Sickle Cell Anemia:
Cause: As it is autosomal recessive disease, therefore it can be transmitted from parents to the offspring when both male and female individuals are carriers (heterozygous) for the gene. The disease is controlled by a single pair of alleles, HbA and HbS. Thus three genotypes are possible in population.
(a) HbAHbA (Normal, homozygous)
(b) HbAHbS (Normal, carrier)
(c) HbSHbS (Diseased, die before attaining maturity)
The genes are located on chromosome number 11. Heterozygous (HbAHbS) individuals are carriers of the disease and there is a 50% probability of transmission of the mutant gene to the offsprings.
The disease/defect is caused by a mutation (transversion) of the gene controlling β-chain of haemoglobin. The mutated gene is called HbS. HbS cause one change in the amino acid sequence of β-chain. It replaces glutamic acid (Glu) present at the 6th position of the β-chain by amino acid valine (Val).

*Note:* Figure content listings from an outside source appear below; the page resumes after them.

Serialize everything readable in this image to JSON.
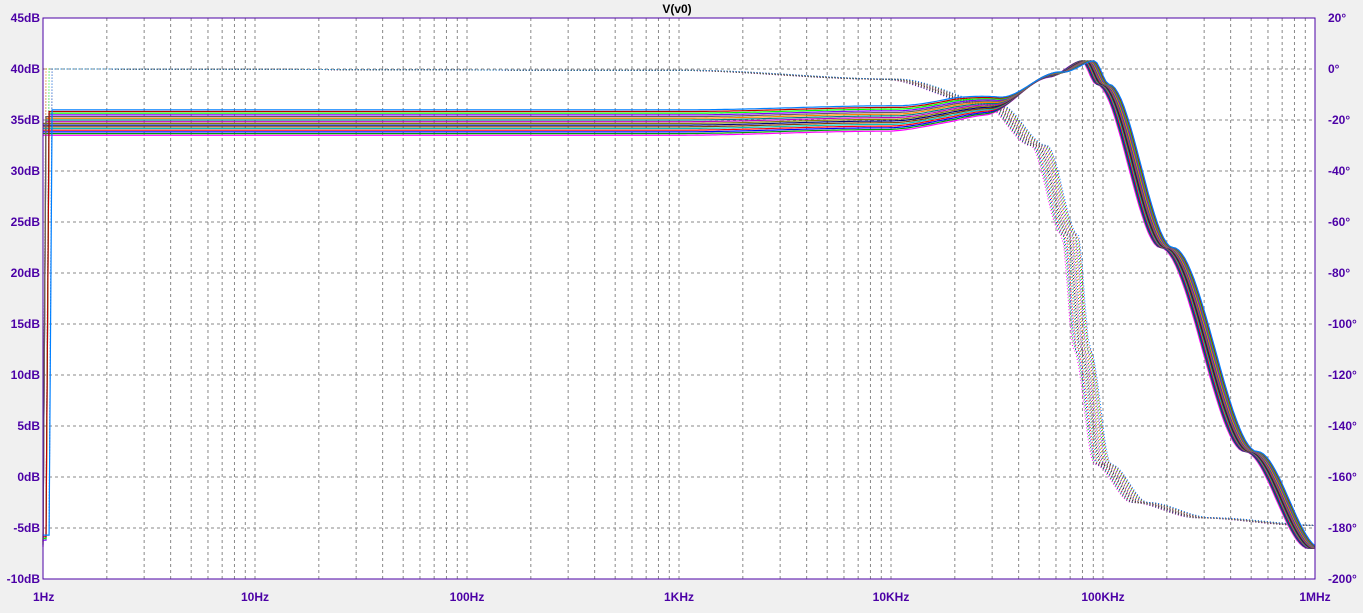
{
  "chart_data": {
    "type": "line",
    "title": "V(v0)",
    "x_axis": {
      "scale": "log",
      "range_hz": [
        1,
        1000000
      ],
      "tick_labels": [
        "1Hz",
        "10Hz",
        "100Hz",
        "1KHz",
        "10KHz",
        "100KHz",
        "1MHz"
      ],
      "tick_values_hz": [
        1,
        10,
        100,
        1000,
        10000,
        100000,
        1000000
      ]
    },
    "y_left": {
      "unit": "dB",
      "range": [
        -10,
        45
      ],
      "tick_labels": [
        "45dB",
        "40dB",
        "35dB",
        "30dB",
        "25dB",
        "20dB",
        "15dB",
        "10dB",
        "5dB",
        "0dB",
        "-5dB",
        "-10dB"
      ],
      "tick_values": [
        45,
        40,
        35,
        30,
        25,
        20,
        15,
        10,
        5,
        0,
        -5,
        -10
      ]
    },
    "y_right": {
      "unit": "degrees",
      "range": [
        -200,
        20
      ],
      "tick_labels": [
        "20°",
        "0°",
        "-20°",
        "-40°",
        "-60°",
        "-80°",
        "-100°",
        "-120°",
        "-140°",
        "-160°",
        "-180°",
        "-200°"
      ],
      "tick_values": [
        20,
        0,
        -20,
        -40,
        -60,
        -80,
        -100,
        -120,
        -140,
        -160,
        -180,
        -200
      ]
    },
    "grid": true,
    "sweep_runs": 16,
    "series": [
      {
        "role": "magnitude",
        "low_freq_db_range": [
          33.5,
          36
        ],
        "peak_freq_hz": 85000,
        "peak_db": 40.8,
        "points_nominal": [
          [
            1,
            34.7
          ],
          [
            1000,
            34.7
          ],
          [
            10000,
            35.1
          ],
          [
            30000,
            36.4
          ],
          [
            60000,
            39.5
          ],
          [
            85000,
            40.8
          ],
          [
            100000,
            38.5
          ],
          [
            200000,
            22.5
          ],
          [
            500000,
            2.5
          ],
          [
            1000000,
            -7
          ]
        ]
      },
      {
        "role": "phase",
        "points_nominal": [
          [
            1,
            0
          ],
          [
            1000,
            -0.5
          ],
          [
            10000,
            -4
          ],
          [
            30000,
            -14
          ],
          [
            50000,
            -30
          ],
          [
            70000,
            -65
          ],
          [
            80000,
            -110
          ],
          [
            100000,
            -155
          ],
          [
            150000,
            -170
          ],
          [
            300000,
            -176
          ],
          [
            1000000,
            -179
          ]
        ]
      }
    ],
    "colors": {
      "background": "#f0f0f0",
      "plot_background": "#ffffff",
      "axis_text": "#4b00a6",
      "grid": "#888888",
      "frame": "#4b00a6",
      "series_palette": [
        "#ff00ff",
        "#00a000",
        "#0000ff",
        "#ff0000",
        "#00c0c0",
        "#804000",
        "#000080",
        "#808000",
        "#c000c0",
        "#008080",
        "#ff8000",
        "#606060",
        "#8000ff",
        "#00ff00",
        "#c00000",
        "#0080ff"
      ]
    }
  }
}
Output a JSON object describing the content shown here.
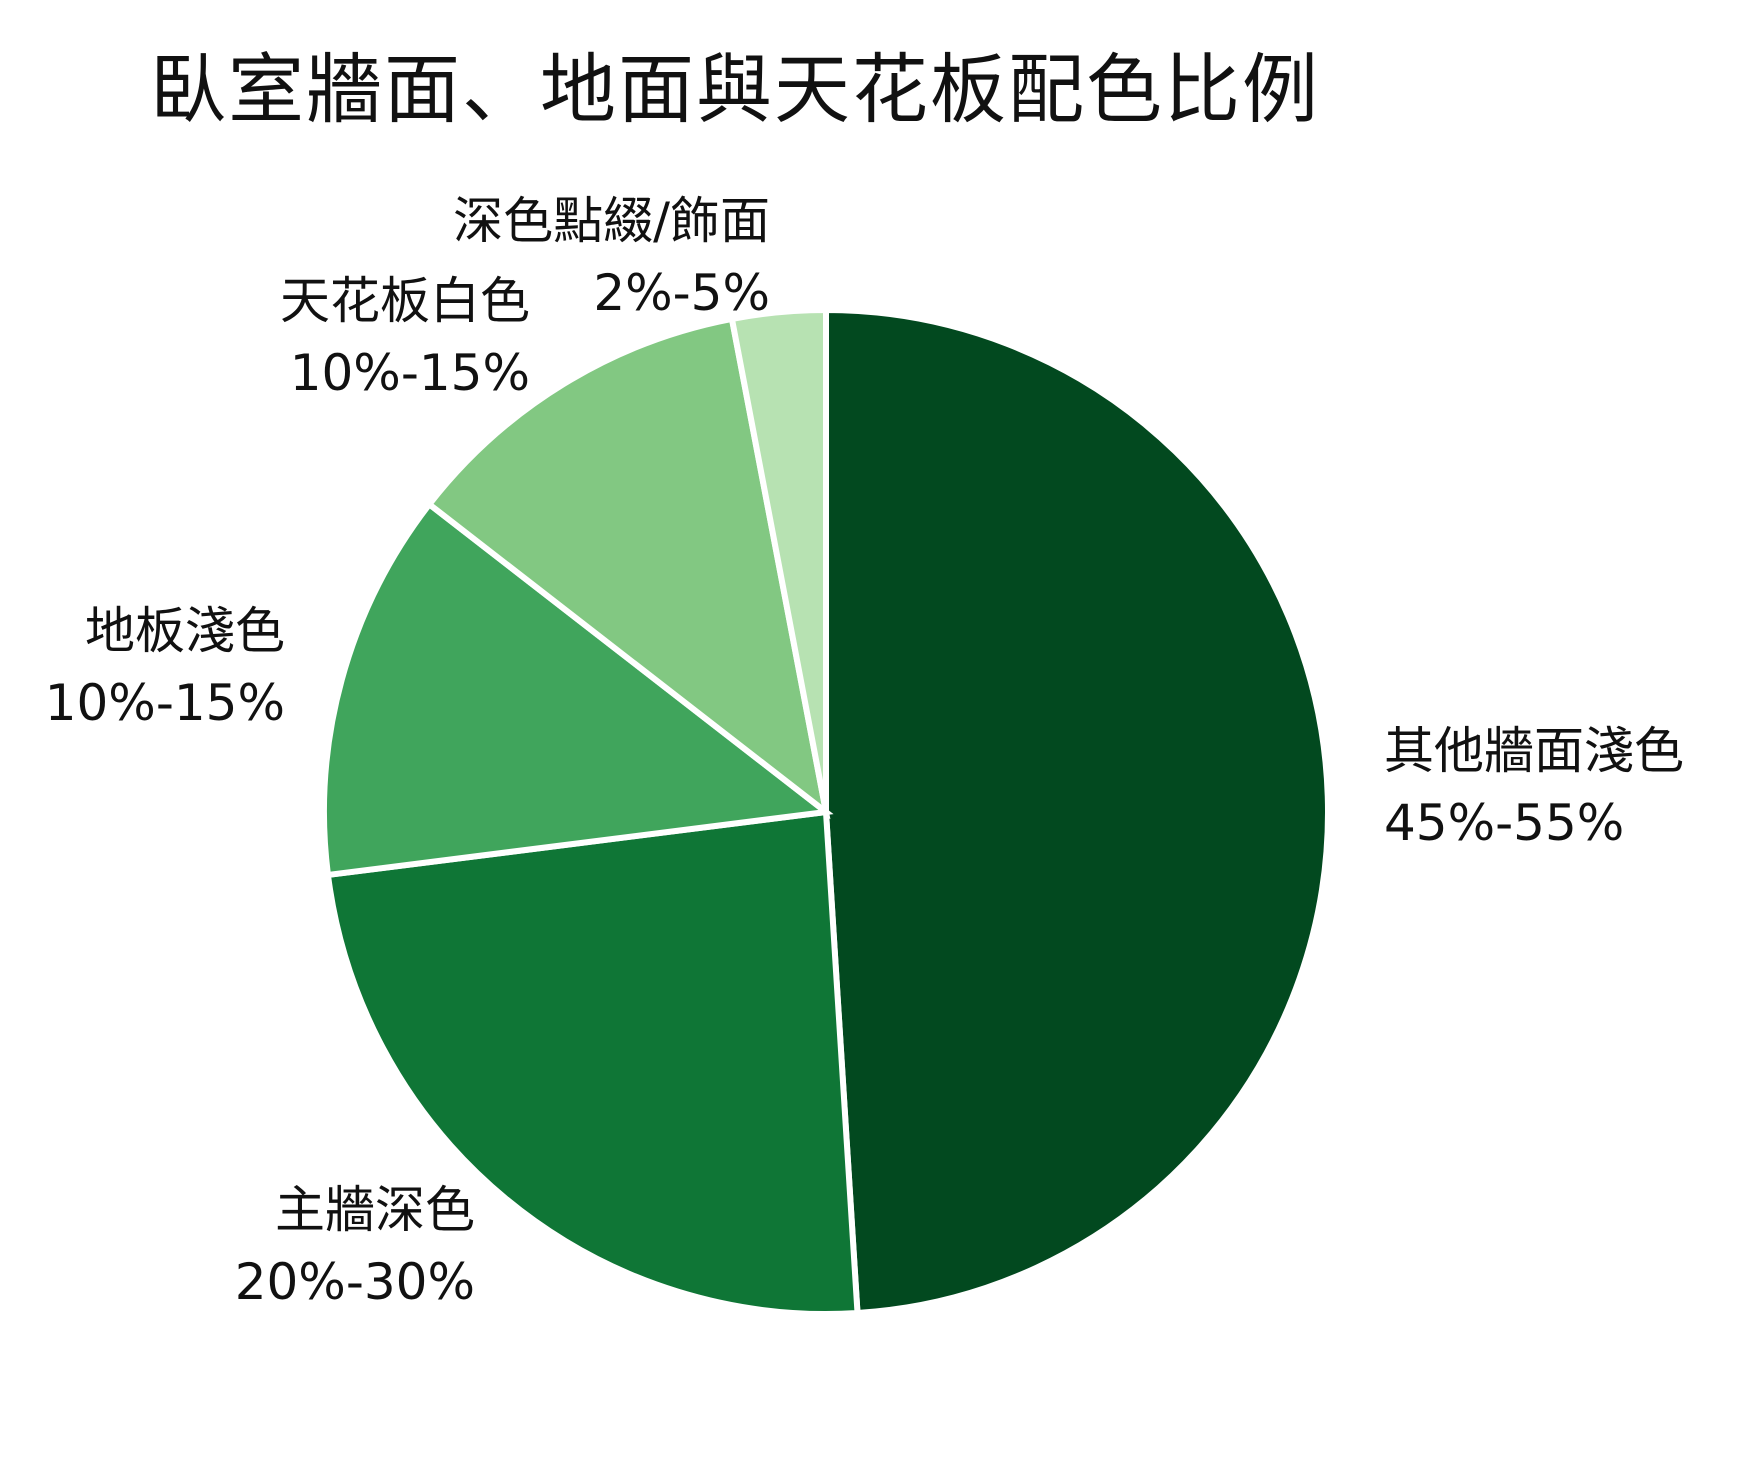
{
  "chart_data": {
    "type": "pie",
    "title": "臥室牆面、地面與天花板配色比例",
    "slices": [
      {
        "name": "其他牆面淺色",
        "range": "45%-55%",
        "value": 49,
        "color": "#02491f"
      },
      {
        "name": "主牆深色",
        "range": "20%-30%",
        "value": 24,
        "color": "#0f7636"
      },
      {
        "name": "地板淺色",
        "range": "10%-15%",
        "value": 12.5,
        "color": "#40a55c"
      },
      {
        "name": "天花板白色",
        "range": "10%-15%",
        "value": 11.5,
        "color": "#82c882"
      },
      {
        "name": "深色點綴/飾面",
        "range": "2%-5%",
        "value": 3,
        "color": "#b7e2b2"
      }
    ],
    "start_angle": "12 o'clock",
    "direction": "clockwise",
    "legend": "none"
  }
}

Symptoms: The mutant haemoglobin molecule undergoes polymerization under low O2 tension causing the change in the shape of the RBC from biconcave disc to the elongated sickle-like structure. Such sickle cells are not able to pass through the blood capillaries, causing the deposition of sickle cell RBC near small capillaries. The reason for the deposition is lost of elasticity due to the replacement of negative aa- by neutral aa-. The breakdown of RBCs leads to hemolytic anemia.
Treatment: Repeated blood transfusion.